The first release of the online presentation focuses on the role played by France in the exploration and settlement of North America and in such formative events in the history of the United States as the French and Indian War, the American Revolution and the Louisiana Purchase. It documents the voyages of important explorers such as Jacques Cartier, Champlain and Sieur Cavelier de La Salle; the role of French fur traders, missionaries and soldiers in opening up and settling the upper Midwest; and the interactions between the French settlers and the Native American tribes they encountered.
A second release, to be launched in 2006, will document the continuing links between France and the United States in the 19th century through trade, immigration, scientific exchange, literature and the arts.
The online English presentation, titled “France in America,” joins other international resources on the Library of Congress Global Gateway Web site at http://international.loc.gov/intldl/ (To access these collections, select the link to "Collaborative Digital Libraries"). The site includes collaborative digital libraries built with partners from around the world. The French version, titled “La France en Amérique,” is also the newest addition to Gallica, the Bibliothèque nationale de France’s digital library, at http://gallica.bnf.fr/FranceAmerique.
Founded in 1800 to serve the research needs of the U.S. Congress, the Library of Congress is the nation’s oldest federal cultural institution. It holds more than 130 million items in various formats such as books, manuscripts, maps, prints, photographs, music, films and digital files. Today the Library serves visitors from around the world on site in its 21 reading rooms on Capitol Hill and through its popular Web site at www.loc.gov.

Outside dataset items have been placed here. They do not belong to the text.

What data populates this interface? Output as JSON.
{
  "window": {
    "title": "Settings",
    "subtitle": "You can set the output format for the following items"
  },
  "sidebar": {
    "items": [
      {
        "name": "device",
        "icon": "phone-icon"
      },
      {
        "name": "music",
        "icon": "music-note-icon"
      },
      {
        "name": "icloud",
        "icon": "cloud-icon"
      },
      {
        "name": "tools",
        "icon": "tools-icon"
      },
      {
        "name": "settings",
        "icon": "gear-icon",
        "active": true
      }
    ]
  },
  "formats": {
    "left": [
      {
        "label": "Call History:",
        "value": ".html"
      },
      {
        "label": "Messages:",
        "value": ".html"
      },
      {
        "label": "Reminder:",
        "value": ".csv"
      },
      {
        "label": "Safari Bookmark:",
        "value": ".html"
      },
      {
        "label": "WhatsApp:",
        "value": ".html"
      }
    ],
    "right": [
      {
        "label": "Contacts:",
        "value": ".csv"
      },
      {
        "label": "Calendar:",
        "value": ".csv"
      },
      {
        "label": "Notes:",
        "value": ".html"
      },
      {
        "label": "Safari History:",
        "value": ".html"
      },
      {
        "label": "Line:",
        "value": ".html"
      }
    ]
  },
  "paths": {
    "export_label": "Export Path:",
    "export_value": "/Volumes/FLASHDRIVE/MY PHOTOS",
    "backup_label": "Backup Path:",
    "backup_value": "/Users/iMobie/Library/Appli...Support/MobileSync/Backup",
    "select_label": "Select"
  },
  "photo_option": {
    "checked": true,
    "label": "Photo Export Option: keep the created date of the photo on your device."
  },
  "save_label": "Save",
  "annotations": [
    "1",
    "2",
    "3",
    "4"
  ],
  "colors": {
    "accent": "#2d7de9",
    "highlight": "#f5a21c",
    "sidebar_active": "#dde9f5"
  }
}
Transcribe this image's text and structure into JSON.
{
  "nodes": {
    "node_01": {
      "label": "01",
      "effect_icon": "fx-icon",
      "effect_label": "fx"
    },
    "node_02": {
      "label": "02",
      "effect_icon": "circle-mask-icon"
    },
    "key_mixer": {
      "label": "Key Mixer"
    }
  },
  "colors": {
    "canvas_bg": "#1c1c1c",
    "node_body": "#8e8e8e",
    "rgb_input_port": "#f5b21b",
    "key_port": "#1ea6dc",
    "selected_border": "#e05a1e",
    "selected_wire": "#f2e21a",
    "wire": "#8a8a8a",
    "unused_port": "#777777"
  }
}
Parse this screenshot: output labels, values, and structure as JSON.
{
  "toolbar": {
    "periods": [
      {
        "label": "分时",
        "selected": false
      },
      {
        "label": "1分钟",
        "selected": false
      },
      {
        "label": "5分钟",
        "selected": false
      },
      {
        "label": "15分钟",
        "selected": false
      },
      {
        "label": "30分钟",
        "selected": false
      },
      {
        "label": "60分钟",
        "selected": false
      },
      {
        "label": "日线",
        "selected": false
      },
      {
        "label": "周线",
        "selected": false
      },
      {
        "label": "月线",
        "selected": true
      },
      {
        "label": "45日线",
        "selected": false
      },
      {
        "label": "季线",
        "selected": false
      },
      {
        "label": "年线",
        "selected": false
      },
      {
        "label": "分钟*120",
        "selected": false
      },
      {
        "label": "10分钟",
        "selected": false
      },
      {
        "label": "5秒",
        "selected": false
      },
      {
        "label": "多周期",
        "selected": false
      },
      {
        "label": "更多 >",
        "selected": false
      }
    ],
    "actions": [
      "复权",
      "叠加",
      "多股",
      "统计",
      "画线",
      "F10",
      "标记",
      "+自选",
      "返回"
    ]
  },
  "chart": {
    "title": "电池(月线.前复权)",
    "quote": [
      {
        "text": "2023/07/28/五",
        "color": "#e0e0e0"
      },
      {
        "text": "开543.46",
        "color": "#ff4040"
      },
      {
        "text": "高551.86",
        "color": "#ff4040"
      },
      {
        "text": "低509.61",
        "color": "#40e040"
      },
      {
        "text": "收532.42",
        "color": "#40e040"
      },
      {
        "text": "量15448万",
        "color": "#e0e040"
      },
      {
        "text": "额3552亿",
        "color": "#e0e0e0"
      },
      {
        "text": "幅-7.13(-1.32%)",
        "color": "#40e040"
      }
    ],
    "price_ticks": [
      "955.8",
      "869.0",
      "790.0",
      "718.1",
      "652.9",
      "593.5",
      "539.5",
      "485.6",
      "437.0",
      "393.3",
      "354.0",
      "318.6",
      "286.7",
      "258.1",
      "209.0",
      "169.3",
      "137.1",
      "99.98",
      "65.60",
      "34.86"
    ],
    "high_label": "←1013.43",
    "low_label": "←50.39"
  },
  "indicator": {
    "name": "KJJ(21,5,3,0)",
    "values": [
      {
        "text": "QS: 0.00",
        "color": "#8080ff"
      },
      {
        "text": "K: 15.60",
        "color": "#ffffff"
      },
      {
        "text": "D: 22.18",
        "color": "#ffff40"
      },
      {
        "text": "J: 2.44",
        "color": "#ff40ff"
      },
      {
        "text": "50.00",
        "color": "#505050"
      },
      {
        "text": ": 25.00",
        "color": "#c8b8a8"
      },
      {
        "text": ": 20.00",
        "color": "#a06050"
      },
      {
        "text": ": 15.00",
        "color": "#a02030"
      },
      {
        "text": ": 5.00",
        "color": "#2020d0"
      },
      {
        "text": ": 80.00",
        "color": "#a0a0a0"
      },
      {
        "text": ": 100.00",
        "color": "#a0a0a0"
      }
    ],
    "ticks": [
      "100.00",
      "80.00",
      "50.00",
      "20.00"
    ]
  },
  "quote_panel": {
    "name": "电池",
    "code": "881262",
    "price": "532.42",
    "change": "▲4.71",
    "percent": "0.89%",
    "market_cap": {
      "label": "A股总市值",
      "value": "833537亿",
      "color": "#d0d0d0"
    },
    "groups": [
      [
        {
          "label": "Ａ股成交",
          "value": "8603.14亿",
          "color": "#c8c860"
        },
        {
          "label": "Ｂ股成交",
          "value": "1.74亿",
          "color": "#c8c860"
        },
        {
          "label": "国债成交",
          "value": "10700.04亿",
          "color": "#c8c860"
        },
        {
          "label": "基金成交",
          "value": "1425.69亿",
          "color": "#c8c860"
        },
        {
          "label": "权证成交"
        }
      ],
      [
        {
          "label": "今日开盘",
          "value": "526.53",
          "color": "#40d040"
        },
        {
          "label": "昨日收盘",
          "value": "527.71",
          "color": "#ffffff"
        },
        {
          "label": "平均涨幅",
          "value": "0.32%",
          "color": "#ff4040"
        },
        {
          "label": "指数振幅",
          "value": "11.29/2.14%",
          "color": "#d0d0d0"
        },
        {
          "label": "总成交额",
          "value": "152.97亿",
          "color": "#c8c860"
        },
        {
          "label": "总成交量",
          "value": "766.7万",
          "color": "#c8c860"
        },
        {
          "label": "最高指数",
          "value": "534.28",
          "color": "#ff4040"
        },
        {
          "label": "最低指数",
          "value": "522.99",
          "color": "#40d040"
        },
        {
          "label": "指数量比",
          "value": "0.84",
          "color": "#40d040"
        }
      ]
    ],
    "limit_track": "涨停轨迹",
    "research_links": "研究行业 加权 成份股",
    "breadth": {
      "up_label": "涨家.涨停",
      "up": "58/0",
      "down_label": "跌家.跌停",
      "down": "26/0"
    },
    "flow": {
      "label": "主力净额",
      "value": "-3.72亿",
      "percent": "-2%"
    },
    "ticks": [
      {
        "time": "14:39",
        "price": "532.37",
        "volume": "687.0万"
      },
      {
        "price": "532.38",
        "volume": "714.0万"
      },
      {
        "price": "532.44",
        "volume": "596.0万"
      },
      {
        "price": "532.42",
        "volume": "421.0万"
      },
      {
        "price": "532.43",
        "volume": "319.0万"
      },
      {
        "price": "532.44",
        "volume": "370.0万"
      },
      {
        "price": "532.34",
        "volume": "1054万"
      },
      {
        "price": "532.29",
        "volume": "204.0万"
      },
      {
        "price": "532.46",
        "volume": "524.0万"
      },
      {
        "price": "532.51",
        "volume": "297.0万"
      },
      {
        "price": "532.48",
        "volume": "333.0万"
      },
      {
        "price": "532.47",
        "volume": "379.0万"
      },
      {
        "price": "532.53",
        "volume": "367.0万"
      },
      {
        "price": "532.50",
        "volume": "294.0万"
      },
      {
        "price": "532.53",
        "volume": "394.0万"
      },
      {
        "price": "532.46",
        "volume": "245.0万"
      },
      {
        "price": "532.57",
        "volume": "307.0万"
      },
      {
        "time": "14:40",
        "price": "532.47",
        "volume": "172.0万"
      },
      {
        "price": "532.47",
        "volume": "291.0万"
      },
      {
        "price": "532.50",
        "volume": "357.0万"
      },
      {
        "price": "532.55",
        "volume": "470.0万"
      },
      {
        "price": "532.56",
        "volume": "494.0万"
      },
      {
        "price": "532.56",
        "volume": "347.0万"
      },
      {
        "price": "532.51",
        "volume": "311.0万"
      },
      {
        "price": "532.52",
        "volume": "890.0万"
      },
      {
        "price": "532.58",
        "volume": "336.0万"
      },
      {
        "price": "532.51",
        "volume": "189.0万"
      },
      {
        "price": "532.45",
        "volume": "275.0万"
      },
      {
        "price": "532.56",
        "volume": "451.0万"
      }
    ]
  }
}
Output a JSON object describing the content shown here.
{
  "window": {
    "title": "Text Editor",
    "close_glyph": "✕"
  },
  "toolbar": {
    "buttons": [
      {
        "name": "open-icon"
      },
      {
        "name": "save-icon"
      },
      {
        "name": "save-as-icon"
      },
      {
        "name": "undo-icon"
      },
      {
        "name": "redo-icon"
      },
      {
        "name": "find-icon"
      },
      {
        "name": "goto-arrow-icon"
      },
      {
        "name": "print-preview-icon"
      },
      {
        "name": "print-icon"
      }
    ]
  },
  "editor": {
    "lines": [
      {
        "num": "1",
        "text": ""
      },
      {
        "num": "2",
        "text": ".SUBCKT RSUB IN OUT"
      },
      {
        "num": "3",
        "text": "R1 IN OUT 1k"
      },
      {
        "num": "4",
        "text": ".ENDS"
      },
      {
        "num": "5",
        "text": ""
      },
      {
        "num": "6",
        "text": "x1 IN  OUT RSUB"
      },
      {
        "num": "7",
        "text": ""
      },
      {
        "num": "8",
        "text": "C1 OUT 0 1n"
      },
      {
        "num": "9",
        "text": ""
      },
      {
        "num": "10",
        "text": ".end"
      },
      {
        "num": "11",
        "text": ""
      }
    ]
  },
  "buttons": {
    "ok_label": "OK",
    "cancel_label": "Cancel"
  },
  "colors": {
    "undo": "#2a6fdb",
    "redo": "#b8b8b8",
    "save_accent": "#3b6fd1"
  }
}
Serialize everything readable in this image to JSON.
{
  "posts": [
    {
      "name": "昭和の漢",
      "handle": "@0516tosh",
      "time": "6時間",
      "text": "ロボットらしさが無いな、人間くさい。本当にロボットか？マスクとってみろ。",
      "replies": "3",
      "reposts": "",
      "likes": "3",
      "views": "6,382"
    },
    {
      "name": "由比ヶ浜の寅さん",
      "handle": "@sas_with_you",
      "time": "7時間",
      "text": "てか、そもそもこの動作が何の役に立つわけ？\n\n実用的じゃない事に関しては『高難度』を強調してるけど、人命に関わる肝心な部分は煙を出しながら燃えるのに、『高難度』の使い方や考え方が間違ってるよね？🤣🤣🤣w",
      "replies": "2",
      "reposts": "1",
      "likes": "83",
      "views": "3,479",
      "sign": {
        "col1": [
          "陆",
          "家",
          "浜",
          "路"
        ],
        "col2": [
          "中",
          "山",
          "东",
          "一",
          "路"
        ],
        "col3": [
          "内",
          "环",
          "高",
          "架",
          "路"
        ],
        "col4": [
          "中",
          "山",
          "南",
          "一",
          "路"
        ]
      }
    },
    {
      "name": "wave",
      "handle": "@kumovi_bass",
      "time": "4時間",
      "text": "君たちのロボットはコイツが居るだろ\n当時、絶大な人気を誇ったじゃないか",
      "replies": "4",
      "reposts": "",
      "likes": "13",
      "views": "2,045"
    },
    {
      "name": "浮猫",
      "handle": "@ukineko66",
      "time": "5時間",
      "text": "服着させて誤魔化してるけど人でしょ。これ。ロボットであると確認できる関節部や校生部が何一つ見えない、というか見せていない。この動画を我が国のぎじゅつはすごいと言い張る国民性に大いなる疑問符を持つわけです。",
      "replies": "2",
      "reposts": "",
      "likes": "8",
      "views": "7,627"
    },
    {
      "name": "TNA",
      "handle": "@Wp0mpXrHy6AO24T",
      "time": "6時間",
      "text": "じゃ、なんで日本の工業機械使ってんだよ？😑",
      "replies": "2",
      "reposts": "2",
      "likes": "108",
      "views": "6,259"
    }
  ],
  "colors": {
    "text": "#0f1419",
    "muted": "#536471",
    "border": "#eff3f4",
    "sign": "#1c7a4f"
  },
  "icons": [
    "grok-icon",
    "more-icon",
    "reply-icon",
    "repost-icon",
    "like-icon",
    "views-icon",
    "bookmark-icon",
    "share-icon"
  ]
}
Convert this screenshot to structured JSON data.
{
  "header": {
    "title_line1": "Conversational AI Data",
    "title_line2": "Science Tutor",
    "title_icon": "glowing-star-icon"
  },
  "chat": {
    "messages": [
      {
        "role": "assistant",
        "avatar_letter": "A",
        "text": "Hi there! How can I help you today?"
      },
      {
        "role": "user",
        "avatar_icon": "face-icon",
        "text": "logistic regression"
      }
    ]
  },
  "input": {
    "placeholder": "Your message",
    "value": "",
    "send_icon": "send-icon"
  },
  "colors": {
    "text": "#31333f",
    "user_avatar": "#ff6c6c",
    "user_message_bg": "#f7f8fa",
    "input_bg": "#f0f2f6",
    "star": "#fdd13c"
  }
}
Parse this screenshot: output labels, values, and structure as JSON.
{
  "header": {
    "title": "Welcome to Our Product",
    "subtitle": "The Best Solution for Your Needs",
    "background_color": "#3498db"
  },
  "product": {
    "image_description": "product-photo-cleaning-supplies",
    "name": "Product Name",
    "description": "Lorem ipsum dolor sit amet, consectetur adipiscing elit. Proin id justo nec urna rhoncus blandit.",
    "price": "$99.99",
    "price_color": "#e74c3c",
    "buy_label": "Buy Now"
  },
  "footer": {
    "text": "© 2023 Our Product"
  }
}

The Bibliothèque nationale de France was founded (as the first Royal Library) by King Charles V in 1368. Through the mandatory deposit of printed works (since 1537) as well as numerous acquisitions and donations, the collection has grown to some 31 million documents, including books, manuscripts, prints, photographs, posters, maps, musical scores, sound recordings, video, multimedia, seals, coins and antiques. Today the Bibliothèque nationale de France serves visitors in its 35 reading rooms in five locations and through its Web site at www.bnf.fr.